Bridlegrass & Needlegrass
Desert Steppe vegetation is dominated by perennial grasses and onions. It also supports a range of perennial shrubs and herbaceous flowering plants. The most prominent grasses include Bridlegrass (Cleistogenes Soongorica) and (Needlegrass Stipa Gobica and S. Glareosa). Annual grasses appear after rains and are essential to providing nutritious fodder on the range for the livestock of local nomadic herders.

Mongolian Chives

Mongolian Chives
Commonly found all over the Gobi, locals and the animals consume this wild onion, sometimes referred to as the “desert onion.” A perennial, it grows in clumps like chives with small bulbs of yellowish-brown skin. Featured in traditional Chinese medicine, the wild Mongolian Chive (Allium Mongolicum) is treated similar to scallions in kitchens throughout China and Mongolia, where its fragrant pungency is essential to the filling of tradition steamed dumplings.

Saxaul Tree
In the True Desert of the Gobi, vegetation is dominated by low perennial shrubs which are tolerant of extreme drought. Grasses and forbs here are typically sparse or absent. However, the Saxaul Tree (Halohylon Ammondendron) above all is prevalent due to its nature of being able to survive in the harshest of environments on small amounts of moisture. Located in regions of stony and pebbly terrain, it can be found in great numbers in wide valleys the locals call forests. Famously its wood is so dense that it does not float, while the bark is uniquely spongey and absorbs water. Almost leafless, its underground system of intricate, long roots helps prevent sand drifts and soil erosion.
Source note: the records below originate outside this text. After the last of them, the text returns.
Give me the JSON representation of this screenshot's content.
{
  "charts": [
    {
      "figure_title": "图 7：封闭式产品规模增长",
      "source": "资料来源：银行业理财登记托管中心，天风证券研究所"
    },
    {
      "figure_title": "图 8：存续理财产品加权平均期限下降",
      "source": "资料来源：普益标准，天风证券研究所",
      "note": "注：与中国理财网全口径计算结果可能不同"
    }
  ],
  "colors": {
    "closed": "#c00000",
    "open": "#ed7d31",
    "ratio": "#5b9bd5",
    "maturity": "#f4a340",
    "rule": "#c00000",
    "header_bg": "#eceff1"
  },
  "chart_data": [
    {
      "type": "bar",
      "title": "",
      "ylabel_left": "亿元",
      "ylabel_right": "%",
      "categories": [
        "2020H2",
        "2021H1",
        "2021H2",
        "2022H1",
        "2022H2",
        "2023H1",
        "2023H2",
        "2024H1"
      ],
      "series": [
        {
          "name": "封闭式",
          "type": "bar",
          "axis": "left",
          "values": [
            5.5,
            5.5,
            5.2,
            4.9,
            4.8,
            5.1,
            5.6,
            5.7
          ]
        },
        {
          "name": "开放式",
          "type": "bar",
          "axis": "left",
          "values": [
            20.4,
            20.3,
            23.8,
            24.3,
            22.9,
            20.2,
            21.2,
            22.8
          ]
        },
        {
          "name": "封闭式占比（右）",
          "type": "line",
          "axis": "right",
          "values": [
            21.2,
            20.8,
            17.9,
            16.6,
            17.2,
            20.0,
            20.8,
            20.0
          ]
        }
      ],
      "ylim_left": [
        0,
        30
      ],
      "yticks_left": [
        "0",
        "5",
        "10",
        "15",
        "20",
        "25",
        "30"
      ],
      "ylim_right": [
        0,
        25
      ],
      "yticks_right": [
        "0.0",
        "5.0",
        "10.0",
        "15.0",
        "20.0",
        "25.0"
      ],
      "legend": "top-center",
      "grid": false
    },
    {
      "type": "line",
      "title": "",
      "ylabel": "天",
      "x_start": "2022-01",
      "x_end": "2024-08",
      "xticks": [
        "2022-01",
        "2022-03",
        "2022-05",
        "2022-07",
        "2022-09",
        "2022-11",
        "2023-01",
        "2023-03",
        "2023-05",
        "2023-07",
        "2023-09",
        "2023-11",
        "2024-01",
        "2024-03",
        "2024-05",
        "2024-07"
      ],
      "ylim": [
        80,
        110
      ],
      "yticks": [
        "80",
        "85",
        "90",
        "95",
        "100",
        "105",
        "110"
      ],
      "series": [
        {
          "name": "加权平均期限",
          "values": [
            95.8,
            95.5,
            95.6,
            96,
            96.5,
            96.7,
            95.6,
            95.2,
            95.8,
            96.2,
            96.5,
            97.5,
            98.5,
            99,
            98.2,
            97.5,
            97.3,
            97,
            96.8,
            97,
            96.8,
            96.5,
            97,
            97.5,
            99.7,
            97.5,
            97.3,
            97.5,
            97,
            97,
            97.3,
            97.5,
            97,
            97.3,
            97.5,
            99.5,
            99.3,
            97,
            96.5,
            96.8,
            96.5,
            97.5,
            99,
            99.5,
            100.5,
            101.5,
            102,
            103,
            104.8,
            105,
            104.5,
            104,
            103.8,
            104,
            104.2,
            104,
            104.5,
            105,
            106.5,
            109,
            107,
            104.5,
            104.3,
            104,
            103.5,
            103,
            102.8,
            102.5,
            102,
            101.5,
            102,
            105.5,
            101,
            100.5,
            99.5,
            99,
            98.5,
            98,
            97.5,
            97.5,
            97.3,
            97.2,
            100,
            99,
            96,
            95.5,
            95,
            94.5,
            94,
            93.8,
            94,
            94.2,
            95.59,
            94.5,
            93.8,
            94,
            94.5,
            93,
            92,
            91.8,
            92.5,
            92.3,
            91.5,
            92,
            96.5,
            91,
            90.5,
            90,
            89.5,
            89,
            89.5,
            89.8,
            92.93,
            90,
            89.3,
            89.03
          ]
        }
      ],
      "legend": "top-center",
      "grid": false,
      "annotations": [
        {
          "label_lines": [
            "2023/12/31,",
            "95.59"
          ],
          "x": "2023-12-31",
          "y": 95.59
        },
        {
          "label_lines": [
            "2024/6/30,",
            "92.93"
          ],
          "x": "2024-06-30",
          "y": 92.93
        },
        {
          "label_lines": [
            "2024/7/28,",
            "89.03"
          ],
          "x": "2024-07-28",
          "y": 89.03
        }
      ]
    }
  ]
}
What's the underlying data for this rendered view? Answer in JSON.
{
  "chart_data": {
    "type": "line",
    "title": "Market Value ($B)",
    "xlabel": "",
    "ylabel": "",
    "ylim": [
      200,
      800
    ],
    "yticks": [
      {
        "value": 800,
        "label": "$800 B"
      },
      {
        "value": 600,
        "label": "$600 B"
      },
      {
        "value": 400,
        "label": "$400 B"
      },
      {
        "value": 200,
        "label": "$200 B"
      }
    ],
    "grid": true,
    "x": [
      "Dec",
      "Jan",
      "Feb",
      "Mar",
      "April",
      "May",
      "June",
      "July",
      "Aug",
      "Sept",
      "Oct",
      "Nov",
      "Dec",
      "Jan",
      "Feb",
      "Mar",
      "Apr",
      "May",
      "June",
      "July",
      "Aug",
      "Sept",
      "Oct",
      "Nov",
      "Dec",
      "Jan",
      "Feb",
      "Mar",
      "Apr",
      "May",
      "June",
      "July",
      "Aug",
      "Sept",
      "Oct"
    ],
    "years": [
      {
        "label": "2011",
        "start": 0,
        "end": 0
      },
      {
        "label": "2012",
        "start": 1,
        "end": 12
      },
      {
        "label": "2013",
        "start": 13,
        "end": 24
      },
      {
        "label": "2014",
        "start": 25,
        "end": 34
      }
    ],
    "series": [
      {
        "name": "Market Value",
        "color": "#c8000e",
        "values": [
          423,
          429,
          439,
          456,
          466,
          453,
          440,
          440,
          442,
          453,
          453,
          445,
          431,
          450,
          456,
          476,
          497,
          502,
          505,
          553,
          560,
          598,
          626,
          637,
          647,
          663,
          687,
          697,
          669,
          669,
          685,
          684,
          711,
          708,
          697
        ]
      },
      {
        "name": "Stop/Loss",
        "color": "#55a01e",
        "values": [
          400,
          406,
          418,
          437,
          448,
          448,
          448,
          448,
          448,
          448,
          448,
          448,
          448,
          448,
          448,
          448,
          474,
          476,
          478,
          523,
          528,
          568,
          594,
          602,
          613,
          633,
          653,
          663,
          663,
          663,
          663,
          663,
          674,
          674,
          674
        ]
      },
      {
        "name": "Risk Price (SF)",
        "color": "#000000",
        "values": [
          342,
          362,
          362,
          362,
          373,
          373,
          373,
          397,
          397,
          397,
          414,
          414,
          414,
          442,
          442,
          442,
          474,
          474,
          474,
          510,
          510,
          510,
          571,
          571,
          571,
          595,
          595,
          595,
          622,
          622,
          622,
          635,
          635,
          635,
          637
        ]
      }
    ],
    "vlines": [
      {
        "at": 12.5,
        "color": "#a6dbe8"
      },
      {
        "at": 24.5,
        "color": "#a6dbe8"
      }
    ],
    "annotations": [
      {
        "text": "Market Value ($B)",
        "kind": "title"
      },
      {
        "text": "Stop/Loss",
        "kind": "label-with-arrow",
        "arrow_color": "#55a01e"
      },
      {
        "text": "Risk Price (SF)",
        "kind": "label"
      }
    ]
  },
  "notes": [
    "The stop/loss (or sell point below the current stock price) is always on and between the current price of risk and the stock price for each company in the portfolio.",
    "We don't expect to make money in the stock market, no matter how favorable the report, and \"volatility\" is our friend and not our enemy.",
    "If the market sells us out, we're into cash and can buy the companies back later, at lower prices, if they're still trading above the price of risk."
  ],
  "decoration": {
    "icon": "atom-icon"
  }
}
The Saxaul can also be a lifesaver to someone dehydrated in the Gobi, since water can be easily obtained by squeezing its bark.

Siberian Elm
One of the largest trees in the Gobi, the Siberian Elm (Ulmus Pumila) ecosystem is sandy or pebbly watercourses which occasionally flood, and where groundwater is readily available—yet ground-level vegetation is very sparse or almost absent, with occasional shrubs. These elms form a patchy canopy and their leaves provide a “drought-proof” food resource for camel herds. Siberian Elm may have once been more widespread and numerous, yet it is suspected the trees may have been depleted through harvesting.

Peashrub
Dominant shrubs in the Gobi include Peashrub species. This shrubby legume is also dominant over much of the Tibetan Plateau in the transitional area between the cold, moist grasslands of the east and the cold deserts of the western plateau. To the western part of the Gobi, Peashrub forms unique steppe vegetation, commonly found in stony light textured soils of flat steppe with small hills and mounds. The sandy soils are most common with Bunge’s Peashrub (Caragana Bungei) and Spiny Peashurb (Caragana Spinose), while to the eastern part of the Gobi is rich with Pygmy Peashrub (Caragana Pygmaea).

Mongolian Salt Cedar Tree

Salt Cedar
Commonly found growing in a patch, Salt Cedar trees are commonly found on riverbanks in the Gobi, and grows to be about 4 meters. Also called Tamarisk (Tamarix Ramosissima) it blooms in the early summer to the beginning of fall, creating flowers of small white, pink or bright purple flowers. Very salt-tolerant, its main habitat is the salt-rich Junggar Basin region of the Gobi. Its tolerance to extreme conditions has happened to cause it to be a hard-to-extinguish invasive species in North America.

Poppy
One of the endemic vascular plants of the Gobi is a species of Poppy (Papaver saichanensis) most commonly found in the Yol Valley of the Gurvan Saikhan mountain range. A gorgeous flower, it occurs in the Mongolian mountains, belonging to a group of species occurring mainly on continental Asian mountains. Maps of distribution in the Gobi Altai and adjacent ranges indicate that it is highly fragmented and occurring in fewer than a dozen locations.